I am trying to find a closed form expression (or a more easily computable expression) for the sum
$\sum_{k=1}^m \left({m\brace{k-1}} \cdot (n)_k\right)$,
where ${m\brace{k-1}}$ denotes a Stirling number of the second kind (number of ways of partitioning $n$ objects into $k-1$ nonempty sets) and $(n)_k := n(n-1)\cdots (n-k+1)$. Using the recurrence formula ${m+1\brace{k}} = k{m\brace{k}} + {m\brace{k-1}}$, we could try to evaluate
$\sum_{k=1}^m \left(k \cdot {m\brace{k}} \cdot (n)_k\right)$
instead. I was wondering if anyone has any ideas on how to simplify these sums?
Thank you!
Split the Pochhammer symbol and reindex, discarding the unsupported term, to get $$\sum_{k=1}^m {m\brace{k-1}} (n)_k = n \sum_{k=1}^{m-1} {m \brace k} (n-1)_k$$ Then the term ${m \brace k} (n-1)_k$ counts functions from a set of size $m$ to a set of size $n-1$ with range of size $k$: we partition the set of size $m$ into $k$ subsets and assign each one a distinct value to map to.
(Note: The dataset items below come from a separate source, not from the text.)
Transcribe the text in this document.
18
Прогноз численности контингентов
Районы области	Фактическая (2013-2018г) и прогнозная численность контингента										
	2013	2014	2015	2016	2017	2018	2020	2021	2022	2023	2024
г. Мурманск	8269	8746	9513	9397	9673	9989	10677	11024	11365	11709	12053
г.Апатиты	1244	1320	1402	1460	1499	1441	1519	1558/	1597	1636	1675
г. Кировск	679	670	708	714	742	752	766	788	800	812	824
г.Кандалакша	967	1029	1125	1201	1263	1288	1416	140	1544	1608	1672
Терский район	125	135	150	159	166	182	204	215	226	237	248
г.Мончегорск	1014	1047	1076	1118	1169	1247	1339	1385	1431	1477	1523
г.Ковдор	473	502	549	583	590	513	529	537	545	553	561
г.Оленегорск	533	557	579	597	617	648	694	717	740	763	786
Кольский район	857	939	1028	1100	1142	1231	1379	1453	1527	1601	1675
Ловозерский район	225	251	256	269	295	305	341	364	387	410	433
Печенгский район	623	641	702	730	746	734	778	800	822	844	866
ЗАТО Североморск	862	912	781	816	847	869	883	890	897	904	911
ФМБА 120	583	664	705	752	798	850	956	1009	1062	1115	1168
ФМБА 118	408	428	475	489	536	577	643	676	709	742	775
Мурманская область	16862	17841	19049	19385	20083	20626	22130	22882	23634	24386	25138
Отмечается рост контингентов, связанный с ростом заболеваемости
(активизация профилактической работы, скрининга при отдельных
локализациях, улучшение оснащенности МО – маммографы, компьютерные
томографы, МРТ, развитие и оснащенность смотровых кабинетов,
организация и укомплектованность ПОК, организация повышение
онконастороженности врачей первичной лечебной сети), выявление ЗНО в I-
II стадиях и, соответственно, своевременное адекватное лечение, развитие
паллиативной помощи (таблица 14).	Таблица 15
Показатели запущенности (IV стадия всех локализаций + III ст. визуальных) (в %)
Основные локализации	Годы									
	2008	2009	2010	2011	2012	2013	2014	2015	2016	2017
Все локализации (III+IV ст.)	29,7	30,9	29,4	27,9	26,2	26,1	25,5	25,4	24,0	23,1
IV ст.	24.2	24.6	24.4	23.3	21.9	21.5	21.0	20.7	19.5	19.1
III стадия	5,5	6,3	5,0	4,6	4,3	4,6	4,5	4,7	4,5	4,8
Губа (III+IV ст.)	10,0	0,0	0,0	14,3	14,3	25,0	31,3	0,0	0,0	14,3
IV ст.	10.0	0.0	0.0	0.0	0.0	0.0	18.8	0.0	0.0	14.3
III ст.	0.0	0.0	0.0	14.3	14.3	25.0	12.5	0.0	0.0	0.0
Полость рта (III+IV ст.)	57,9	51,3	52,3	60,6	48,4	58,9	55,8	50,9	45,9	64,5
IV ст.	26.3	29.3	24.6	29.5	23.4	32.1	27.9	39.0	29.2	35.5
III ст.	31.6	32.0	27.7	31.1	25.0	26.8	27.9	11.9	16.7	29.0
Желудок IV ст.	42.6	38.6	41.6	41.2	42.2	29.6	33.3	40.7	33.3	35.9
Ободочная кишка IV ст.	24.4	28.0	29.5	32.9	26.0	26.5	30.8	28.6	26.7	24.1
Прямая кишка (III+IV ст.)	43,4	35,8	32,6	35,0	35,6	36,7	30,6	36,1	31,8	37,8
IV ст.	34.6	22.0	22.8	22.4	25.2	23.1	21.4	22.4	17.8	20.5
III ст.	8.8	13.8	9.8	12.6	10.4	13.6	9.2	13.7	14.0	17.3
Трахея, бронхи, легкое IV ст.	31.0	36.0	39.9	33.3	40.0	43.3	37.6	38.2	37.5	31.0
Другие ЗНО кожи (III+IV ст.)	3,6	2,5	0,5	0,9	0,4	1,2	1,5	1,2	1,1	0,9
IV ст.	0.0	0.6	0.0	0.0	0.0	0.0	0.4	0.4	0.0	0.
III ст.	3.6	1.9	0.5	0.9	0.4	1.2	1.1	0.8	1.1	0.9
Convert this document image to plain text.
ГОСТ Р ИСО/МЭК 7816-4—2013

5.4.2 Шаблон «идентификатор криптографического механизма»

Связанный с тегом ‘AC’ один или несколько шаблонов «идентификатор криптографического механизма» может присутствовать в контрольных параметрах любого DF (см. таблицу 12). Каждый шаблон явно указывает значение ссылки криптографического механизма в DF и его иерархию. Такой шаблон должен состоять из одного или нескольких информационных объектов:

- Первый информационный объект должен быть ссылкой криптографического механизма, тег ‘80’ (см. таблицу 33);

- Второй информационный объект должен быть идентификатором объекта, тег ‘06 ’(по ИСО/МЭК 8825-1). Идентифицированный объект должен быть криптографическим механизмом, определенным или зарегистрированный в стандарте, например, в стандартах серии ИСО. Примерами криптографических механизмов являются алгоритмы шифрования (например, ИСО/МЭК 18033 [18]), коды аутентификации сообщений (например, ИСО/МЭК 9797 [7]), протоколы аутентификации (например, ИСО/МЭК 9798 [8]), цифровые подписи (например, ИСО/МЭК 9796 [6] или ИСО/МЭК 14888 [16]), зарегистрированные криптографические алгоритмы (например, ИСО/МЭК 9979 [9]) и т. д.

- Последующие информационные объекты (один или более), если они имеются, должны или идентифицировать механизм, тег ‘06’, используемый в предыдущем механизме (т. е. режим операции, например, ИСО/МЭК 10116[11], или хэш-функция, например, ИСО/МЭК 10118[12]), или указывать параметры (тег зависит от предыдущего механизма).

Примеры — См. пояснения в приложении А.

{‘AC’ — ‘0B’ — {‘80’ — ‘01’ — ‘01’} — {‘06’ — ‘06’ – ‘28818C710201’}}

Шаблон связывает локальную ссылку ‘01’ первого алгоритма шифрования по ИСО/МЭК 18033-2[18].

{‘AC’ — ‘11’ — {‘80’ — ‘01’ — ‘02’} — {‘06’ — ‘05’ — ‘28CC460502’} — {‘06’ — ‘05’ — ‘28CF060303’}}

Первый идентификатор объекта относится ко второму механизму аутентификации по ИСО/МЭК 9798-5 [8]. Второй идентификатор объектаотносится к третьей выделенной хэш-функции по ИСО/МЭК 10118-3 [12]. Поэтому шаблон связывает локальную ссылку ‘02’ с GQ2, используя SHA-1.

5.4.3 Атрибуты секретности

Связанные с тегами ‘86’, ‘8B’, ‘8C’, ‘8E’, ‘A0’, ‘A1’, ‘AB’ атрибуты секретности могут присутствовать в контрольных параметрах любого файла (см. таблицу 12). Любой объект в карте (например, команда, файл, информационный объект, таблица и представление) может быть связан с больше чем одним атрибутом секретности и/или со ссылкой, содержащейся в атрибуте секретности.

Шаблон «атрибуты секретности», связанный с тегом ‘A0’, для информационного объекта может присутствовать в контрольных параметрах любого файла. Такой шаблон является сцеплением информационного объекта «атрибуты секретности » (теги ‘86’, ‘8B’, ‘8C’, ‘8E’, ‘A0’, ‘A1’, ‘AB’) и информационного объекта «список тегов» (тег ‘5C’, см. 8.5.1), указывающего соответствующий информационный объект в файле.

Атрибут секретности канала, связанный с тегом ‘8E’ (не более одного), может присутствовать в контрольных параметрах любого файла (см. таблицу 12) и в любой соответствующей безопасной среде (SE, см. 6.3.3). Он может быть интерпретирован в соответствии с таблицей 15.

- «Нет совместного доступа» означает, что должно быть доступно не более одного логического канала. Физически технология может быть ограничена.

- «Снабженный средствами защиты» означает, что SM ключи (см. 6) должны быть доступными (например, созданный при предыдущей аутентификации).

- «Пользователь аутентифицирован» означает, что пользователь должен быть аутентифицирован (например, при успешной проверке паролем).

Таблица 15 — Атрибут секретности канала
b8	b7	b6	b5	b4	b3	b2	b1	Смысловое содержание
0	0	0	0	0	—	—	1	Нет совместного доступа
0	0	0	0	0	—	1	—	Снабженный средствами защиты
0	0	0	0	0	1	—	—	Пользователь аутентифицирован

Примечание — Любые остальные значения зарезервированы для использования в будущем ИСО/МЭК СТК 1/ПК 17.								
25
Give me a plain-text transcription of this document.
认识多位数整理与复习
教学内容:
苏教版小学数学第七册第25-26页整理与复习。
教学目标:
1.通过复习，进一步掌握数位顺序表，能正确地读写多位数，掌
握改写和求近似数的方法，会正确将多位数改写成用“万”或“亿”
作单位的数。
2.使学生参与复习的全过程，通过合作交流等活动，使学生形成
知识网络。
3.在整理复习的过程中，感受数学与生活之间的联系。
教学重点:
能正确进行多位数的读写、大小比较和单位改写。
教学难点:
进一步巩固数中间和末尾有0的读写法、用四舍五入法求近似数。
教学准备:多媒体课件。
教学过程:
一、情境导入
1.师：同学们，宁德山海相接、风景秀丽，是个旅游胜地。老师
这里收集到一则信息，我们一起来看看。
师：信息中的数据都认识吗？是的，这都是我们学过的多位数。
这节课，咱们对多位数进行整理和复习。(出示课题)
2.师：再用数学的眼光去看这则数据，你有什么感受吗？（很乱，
$\sum_{k=1}^m {m \brace k} (n-1)_k$ counts all functions from a set of size $m$ to a set of size $n-1$, so $\sum_{k=1}^m {m \brace k} (n-1)_k = (n-1)^m$.
Therefore $$n \sum_{k=1}^{m-1} {m \brace k} (n-1)_k = n \left((n-1)^m - {m \brace m} (n-1)_m \right) = n(n-1)^m - (n)_{m+1}$$
When $n=m$ the terms are OEIS A209290.